"Bâillonnés"Enquête de l'OMS: les familles des victimes sous pression
hl
27.1.2021 - 11:32
Pots-de-vin ou intimidation: les autorités chinoises mettent sous pression des familles de victimes du Covid. Le but: les dissuader d'entrer en contact avec les enquêteurs de l'OMS à Wuhan, affirment des proches de défunts.
Plus d'un an après l'apparition du nouveau coronavirus dans la métropole du centre de la Chine, une équipe de l'Organisation mondiale de la santé est arrivée le 14 janvier à Wuhan pour enquêter sur l'origine de la pandémie. L'équipe a effectué deux semaines de quarantaine.
La dizaine d'experts s'apprête à entamer jeudi son enquête sur le terrain. Pékin s'efforce de convaincre que l'épidémie n'est pas apparue sur son sol et aurait pu être importée.
Dans ce contexte, des proches de victimes accusent le régime communiste de tenter de les dissuader d'approcher les experts internationaux.
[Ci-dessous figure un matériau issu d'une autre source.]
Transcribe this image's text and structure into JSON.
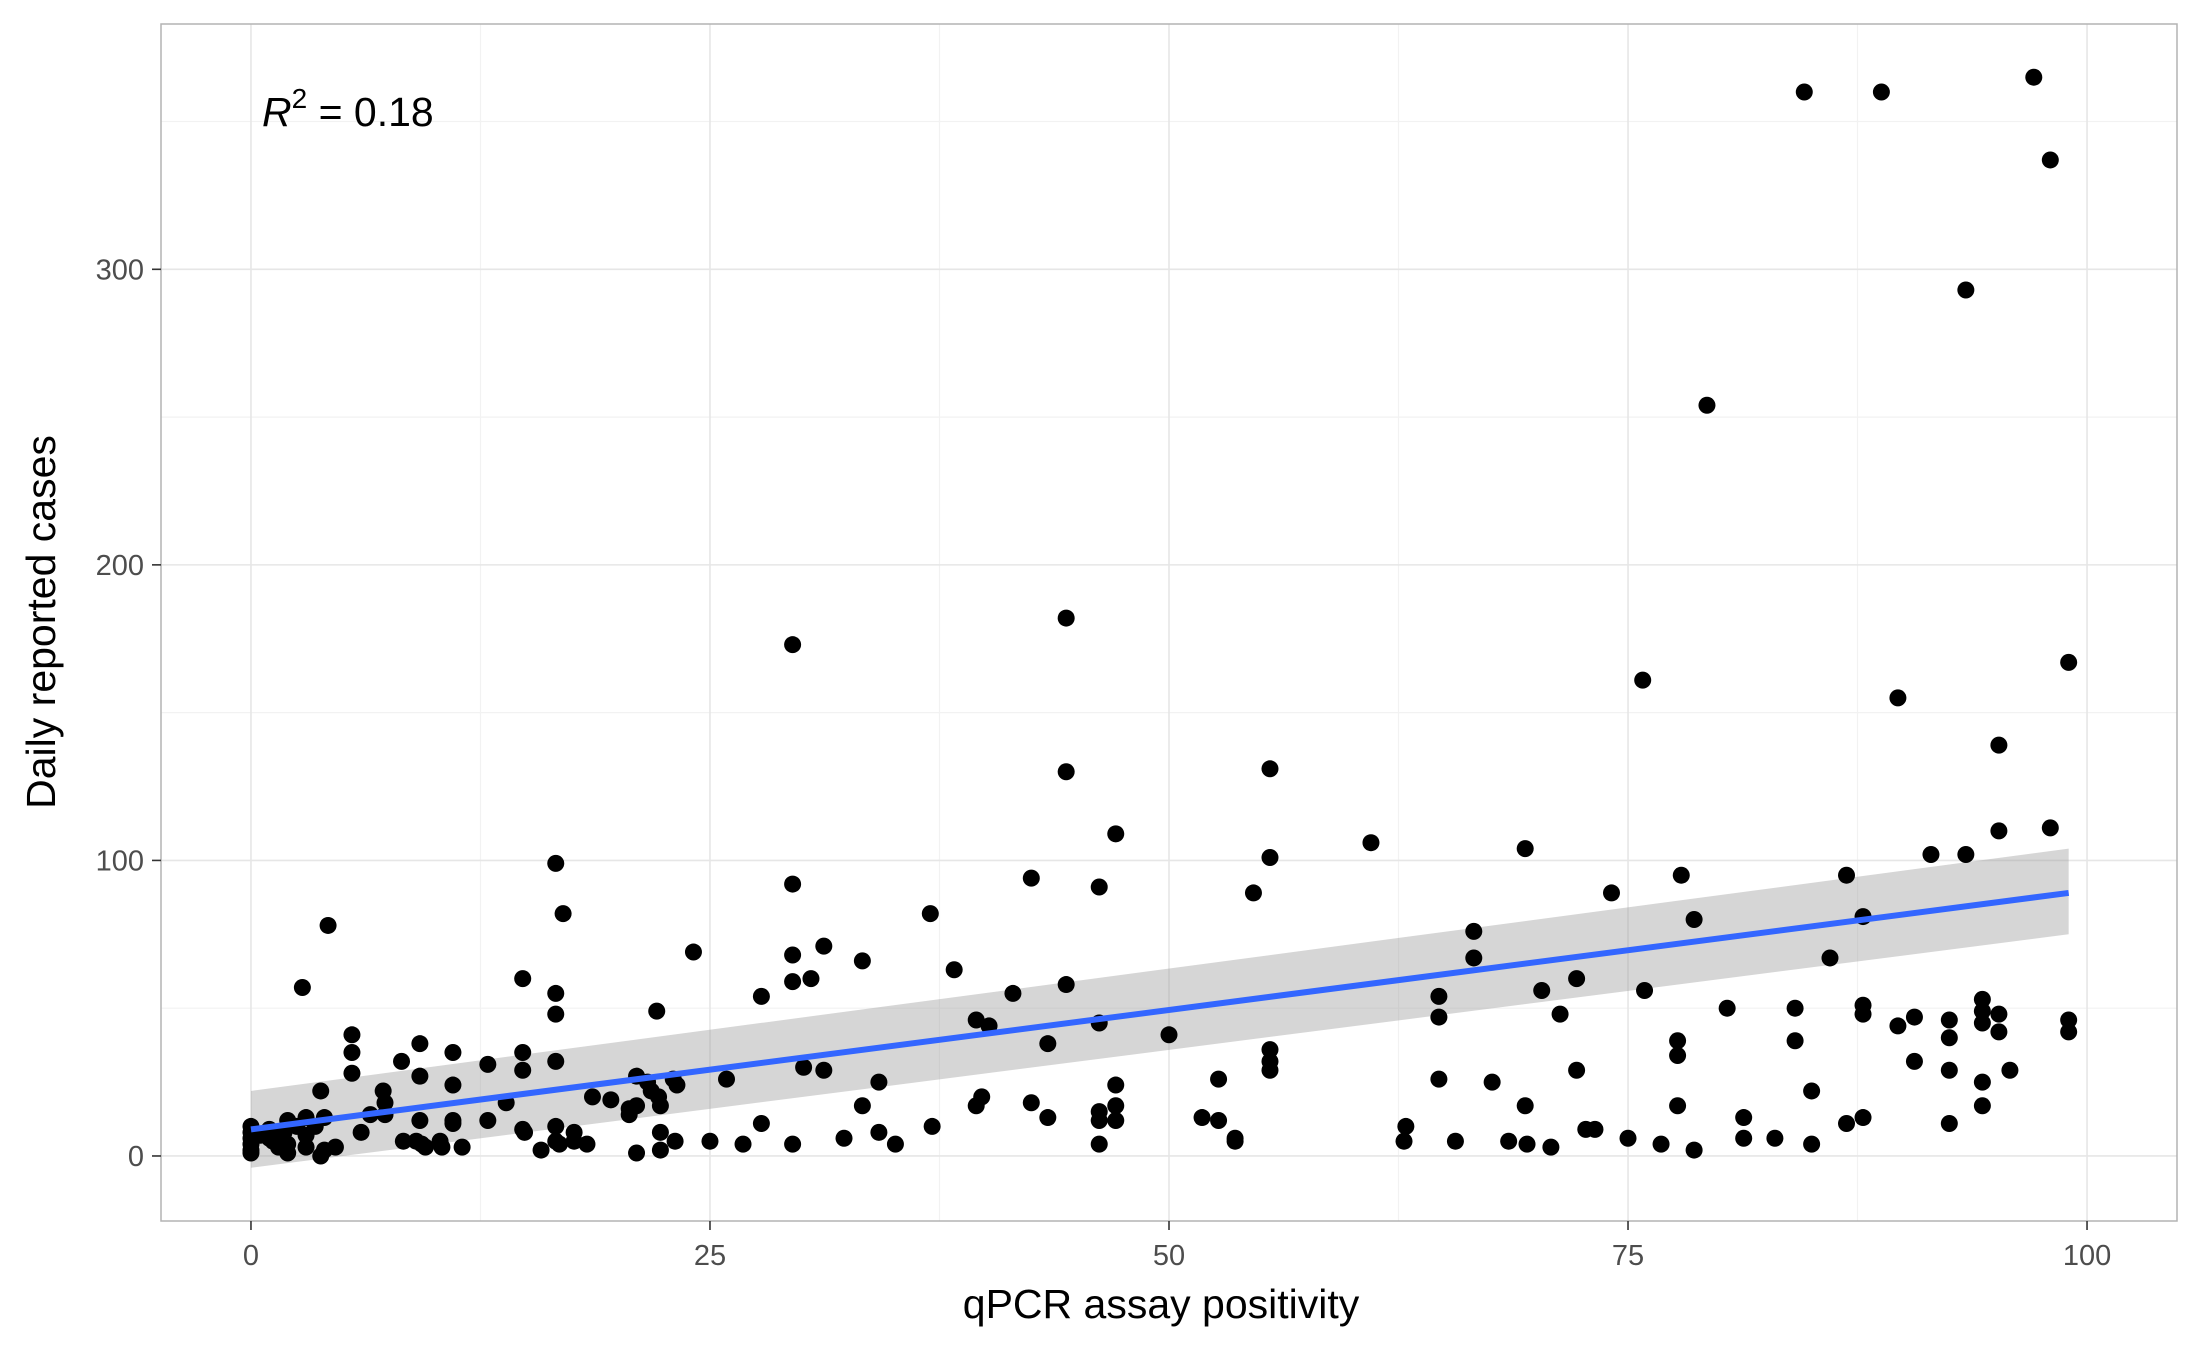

Ces familles se sont rassemblées l'an dernier pour réclamer des sanctions pour les responsables locaux qui ont minimisé l'épidémie il y a un an.
Arrivée de l'OMS
Les autorités étaient allés jusqu'à réprimander les tout premiers lanceurs d'alerte. Plusieurs familles ont tenté de saisir la justice mais affirment que leurs plaintes ont été d'emblée jugées irrecevables. Depuis l'arrivée des experts de l'OMS, la pression des autorités s'est accrue, affirment-elles.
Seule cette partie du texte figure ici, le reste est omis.